Palier le manque de moyens financiers

Jean-Philippe Jeannerat admet que les attaques personnelles peuvent comporter certains aspects populistes contraires à la tradition socialiste.

Mais pour le porte-parole, le PS n’a pas le choix. «Nous avons moins de moyens financiers que les autres partis, explique-t-il. Nous avons donc choisi de mener une campagne qui comporte des éléments très pointus avec un aspect de provocation.»

«Mais personne n’est dupe, insiste-t-il. La provocation ne sert qu’à éveiller l’intérêt et à susciter les réactions. Ce qui nous intéresse c’est les débats de fond.»

Pour le porte-parole du PS, nul doute que cette nouvelle façon de faire de la politique est amenée à se développer. «Je suis persuadé que dans la société de communication qui est devenue la nôtre, on va toujours plus lier les contenus politiques à la responsabilité individuelle des responsables politiques principaux.»

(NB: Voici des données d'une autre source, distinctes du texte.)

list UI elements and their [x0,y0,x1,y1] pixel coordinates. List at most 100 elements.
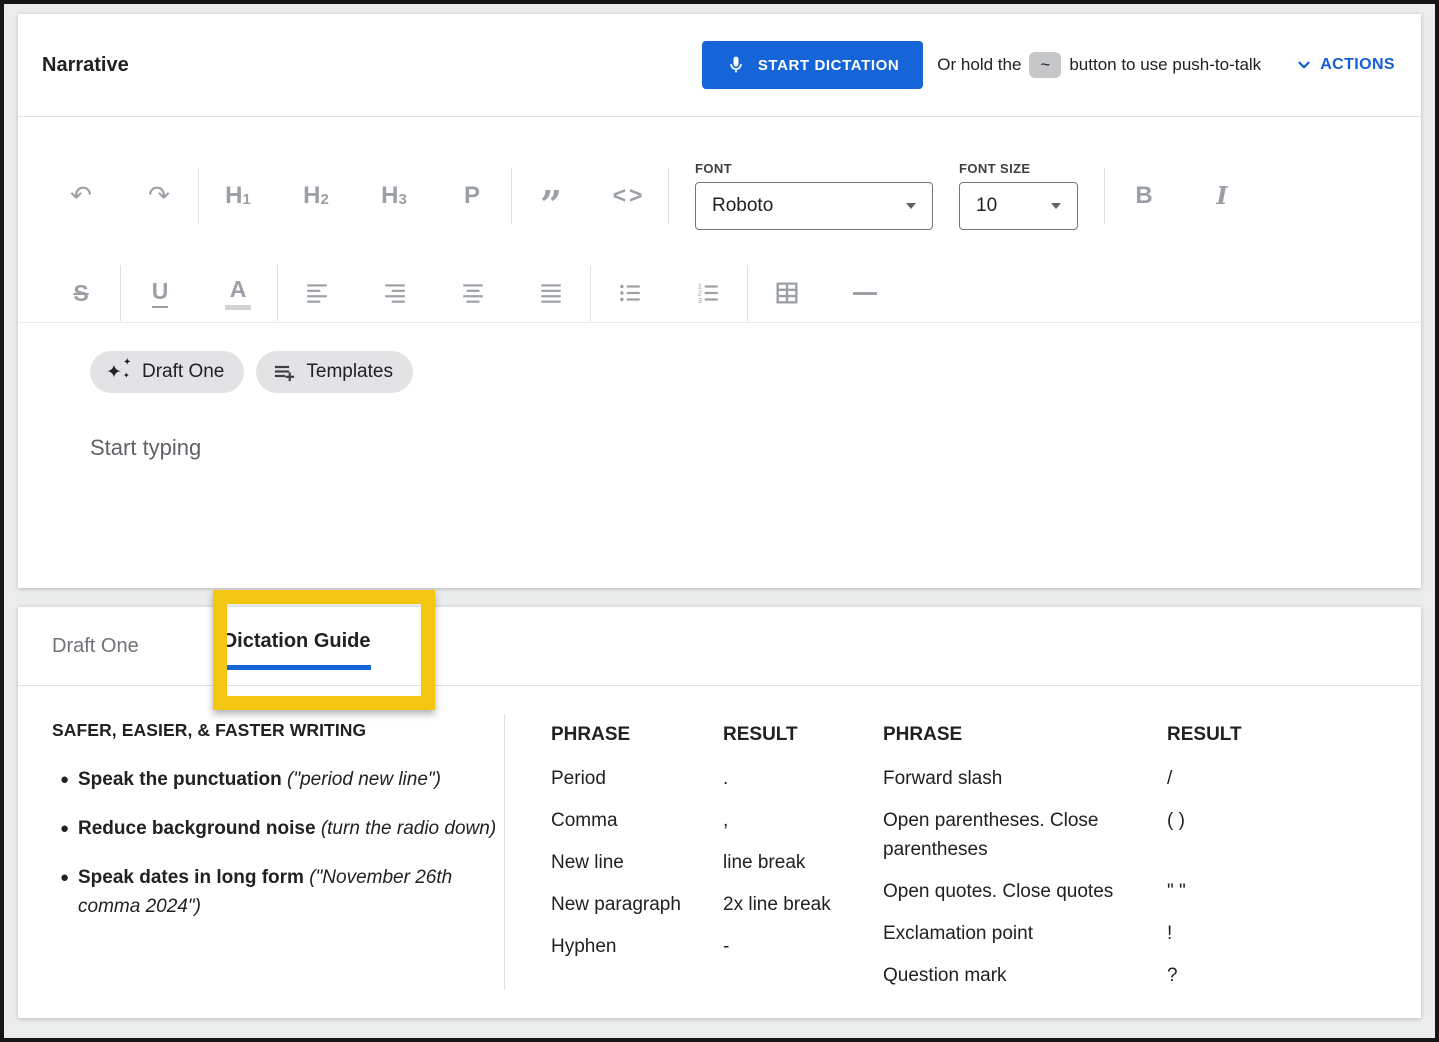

Reste à voir maintenant si cette façon de faire sera appréciée des Suisses. La réponse est pour bientôt.

«Nous verrons au soir du 19 octobre si ces techniques de communication au service d’une campagne politique sont payantes ou non», conclut Jean-Philippe Jeannerat.

Cette stratégie est effectivement risquée. «Les modérés pourraient dire qu'ils ne veulent pas de ce genre de méthode», avertit Emanuel von Erlach.